Hubo que cultivar la paciencia en los surcos profundos de la tragedia a la espera de vacunas que frenaran la sangría de muertes de las primeras olas. Llegada la vacunación que estrenó Shakespeare en Reino Unido y aquí Araceli los gobiernos y los científicos marcaron la deseada inmunidad de grupo en un setenta por ciento de población inmunizada. Ahora que rozamos esta cifra idolatrada, y ya sacábamos las fanfarrias, dicen que habrá que aguardar hasta el noventa por ciento por culpa de las nuevas variantes del virus. Que no se alcanzará sin pinchar a los niños y sin que los indecisos acudan a las repescas. La covid va perdiendo batallas pero aun no ha perdido la guerra y vuelve a hacer estragos en las residencias de mayores. Cuando pregonemos que somos un rebaño con anticuerpos nos contarán aquello de que es necesaria una tercera dosis para poder dar esquinazo a los bichitos. En eso consiste ser rebaño, en dejarse llevar por el pastoreo.

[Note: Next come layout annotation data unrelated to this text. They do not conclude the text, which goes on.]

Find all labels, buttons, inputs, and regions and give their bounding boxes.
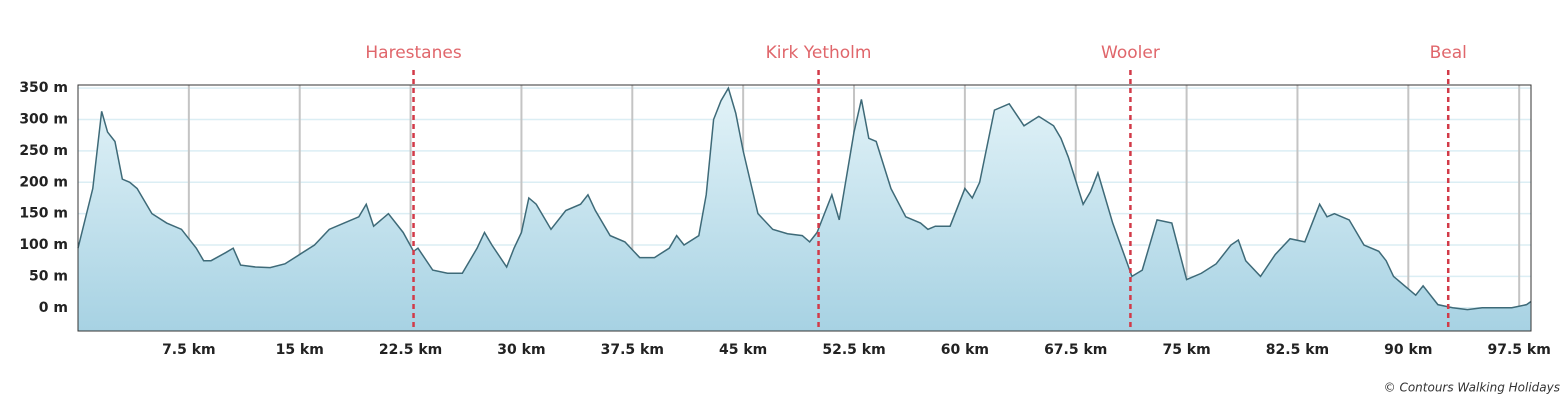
y-tick-label: 0 m: [39, 300, 68, 316]
y-tick-label: 350 m: [19, 80, 68, 96]
x-tick-label: 22.5 km: [379, 342, 442, 358]
x-tick-label: 45 km: [719, 342, 767, 358]
y-tick-label: 50 m: [29, 268, 68, 284]
line: [77, 86, 1532, 311]
x-tick-label: 7.5 km: [162, 342, 216, 358]
y-tick-label: 200 m: [19, 174, 68, 190]
x-tick-label: 97.5 km: [1488, 342, 1551, 358]
marker-label: Beal: [1430, 43, 1467, 63]
x-tick-label: 15 km: [276, 342, 324, 358]
plot-border: [77, 84, 1532, 332]
area: [78, 88, 1531, 331]
y-tick-label: 100 m: [19, 237, 68, 253]
x-tick-label: 52.5 km: [822, 342, 885, 358]
x-tick-label: 67.5 km: [1044, 342, 1107, 358]
y-tick-label: 150 m: [19, 206, 68, 222]
x-tick-label: 82.5 km: [1266, 342, 1329, 358]
marker-label: Wooler: [1101, 43, 1160, 63]
y-tick-label: 250 m: [19, 143, 68, 159]
marker-label: Kirk Yetholm: [766, 43, 872, 63]
x-tick-label: 37.5 km: [601, 342, 664, 358]
x-tick-label: 75 km: [1162, 342, 1210, 358]
marker-label: Harestanes: [365, 43, 461, 63]
x-tick-label: 90 km: [1384, 342, 1432, 358]
credit: © Contours Walking Holidays: [1384, 381, 1560, 395]
x-tick-label: 30 km: [497, 342, 545, 358]
y-tick-label: 300 m: [19, 112, 68, 128]
x-tick-label: 60 km: [941, 342, 989, 358]
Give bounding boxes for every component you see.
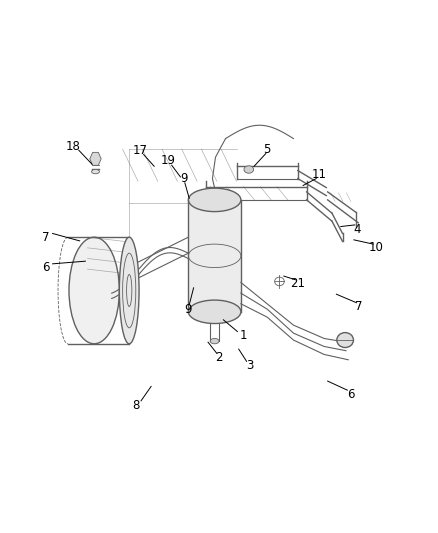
Text: 8: 8 — [132, 399, 139, 411]
Text: 7: 7 — [42, 231, 50, 244]
Ellipse shape — [188, 300, 241, 324]
Text: 3: 3 — [246, 359, 253, 372]
Text: 5: 5 — [264, 143, 271, 156]
Ellipse shape — [92, 169, 99, 174]
Text: 6: 6 — [42, 261, 50, 274]
Polygon shape — [188, 200, 241, 312]
Ellipse shape — [210, 338, 219, 344]
Text: 4: 4 — [353, 223, 361, 236]
Ellipse shape — [337, 333, 353, 348]
Text: 2: 2 — [215, 351, 223, 364]
Text: 9: 9 — [180, 172, 188, 185]
Ellipse shape — [69, 237, 119, 344]
Text: 1: 1 — [239, 329, 247, 342]
Text: 6: 6 — [346, 388, 354, 401]
Text: 10: 10 — [368, 241, 383, 254]
Text: 11: 11 — [311, 168, 326, 181]
Text: 19: 19 — [161, 155, 176, 167]
Polygon shape — [90, 152, 101, 165]
Text: 21: 21 — [290, 277, 305, 290]
Ellipse shape — [119, 237, 139, 344]
Text: 18: 18 — [66, 140, 81, 153]
Text: 9: 9 — [184, 303, 192, 316]
Text: 7: 7 — [355, 300, 363, 313]
Ellipse shape — [244, 166, 254, 173]
Text: 17: 17 — [133, 144, 148, 157]
Ellipse shape — [188, 188, 241, 212]
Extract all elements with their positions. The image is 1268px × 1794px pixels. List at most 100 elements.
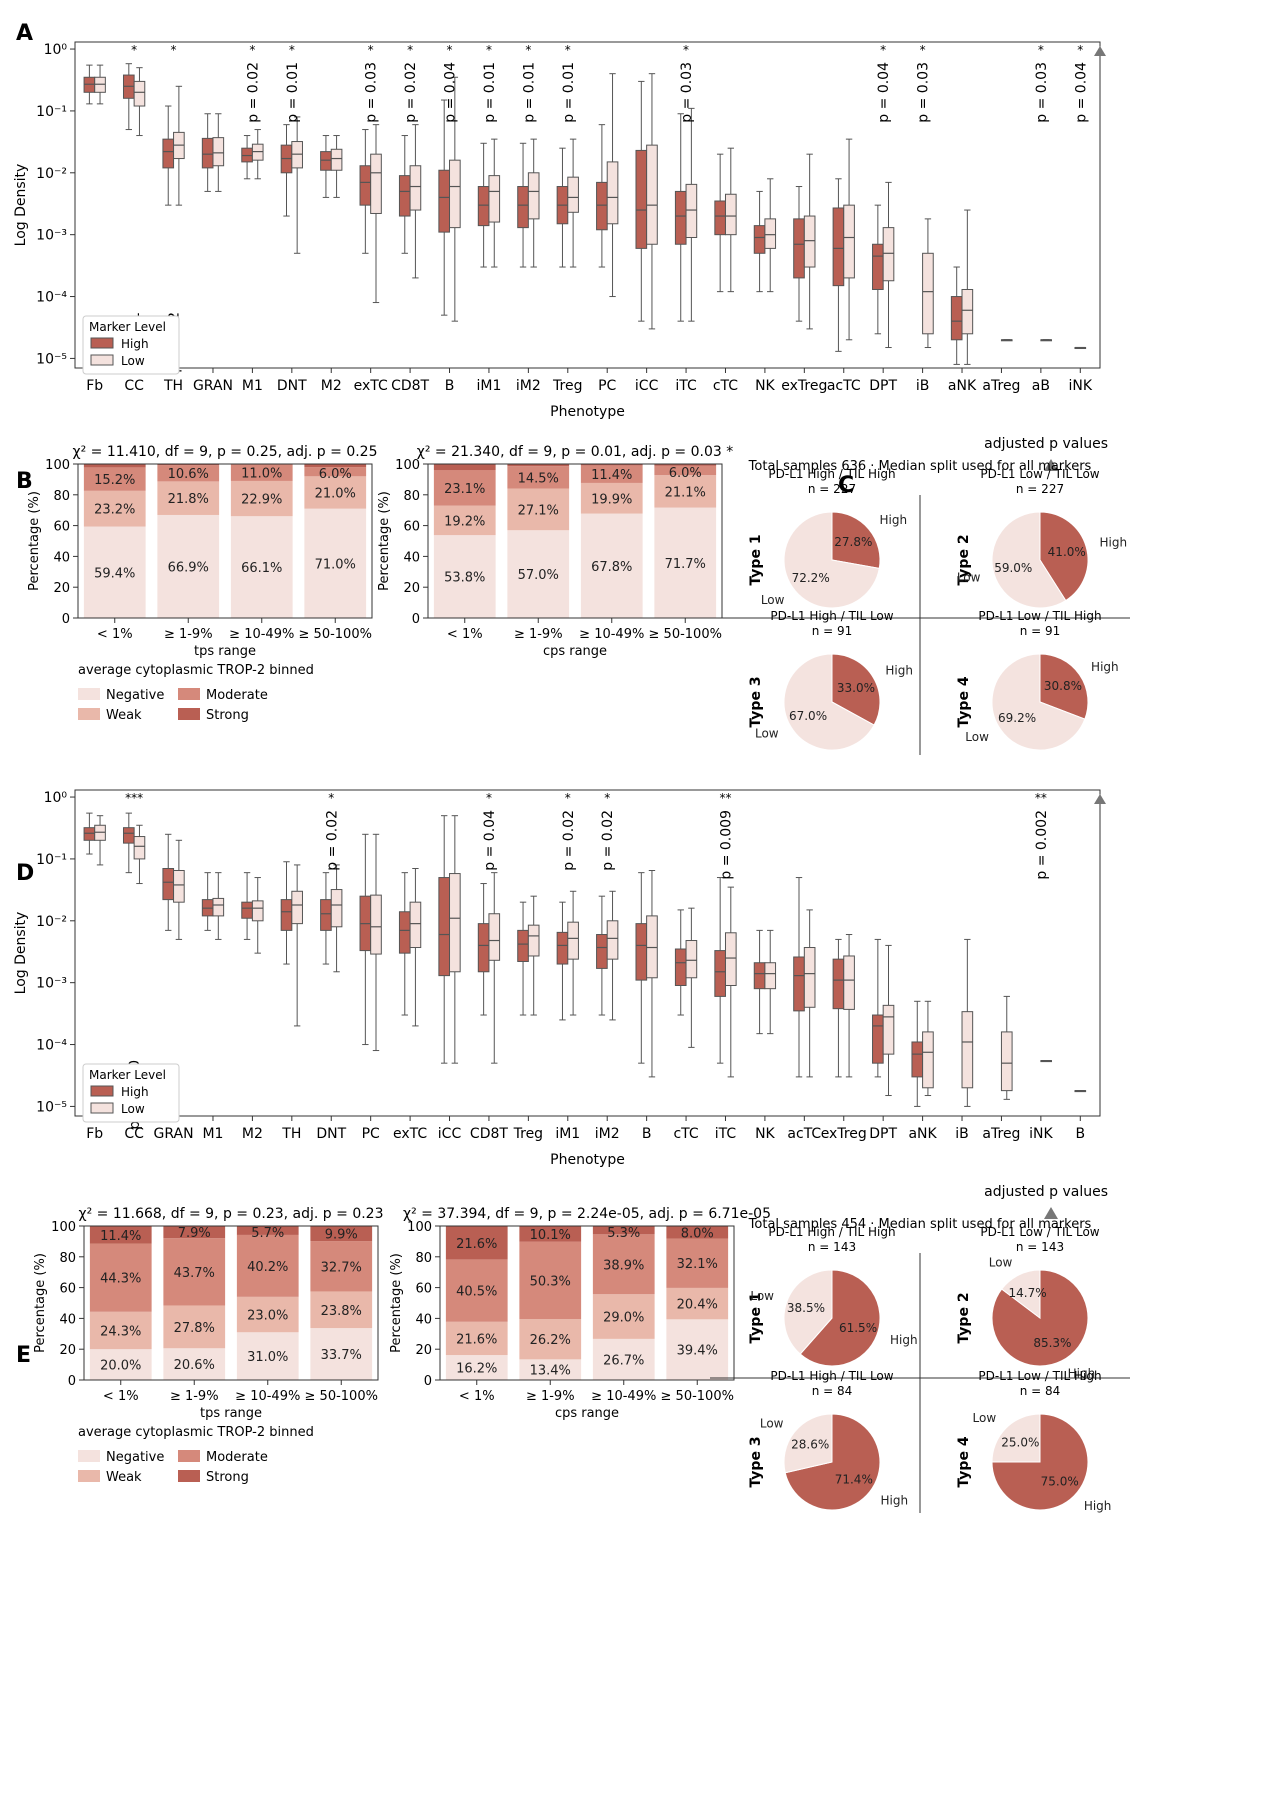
x-tick-label: aTreg bbox=[982, 378, 1020, 394]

La paciencia la enseña el verano. No importa cuánto desees ver atardecer que el sol se pondrá ámbar a la hora precisa e irá acostándose lento en el páramo, con la serenidad que da saber que volverá a amanecer. En plena noche de agosto uno busca en el cielo una lluvia constante de Perseidas, pero los deseos fugaces caen marcando el ritmo del universo, un latido pausado que no entiende de urgencias.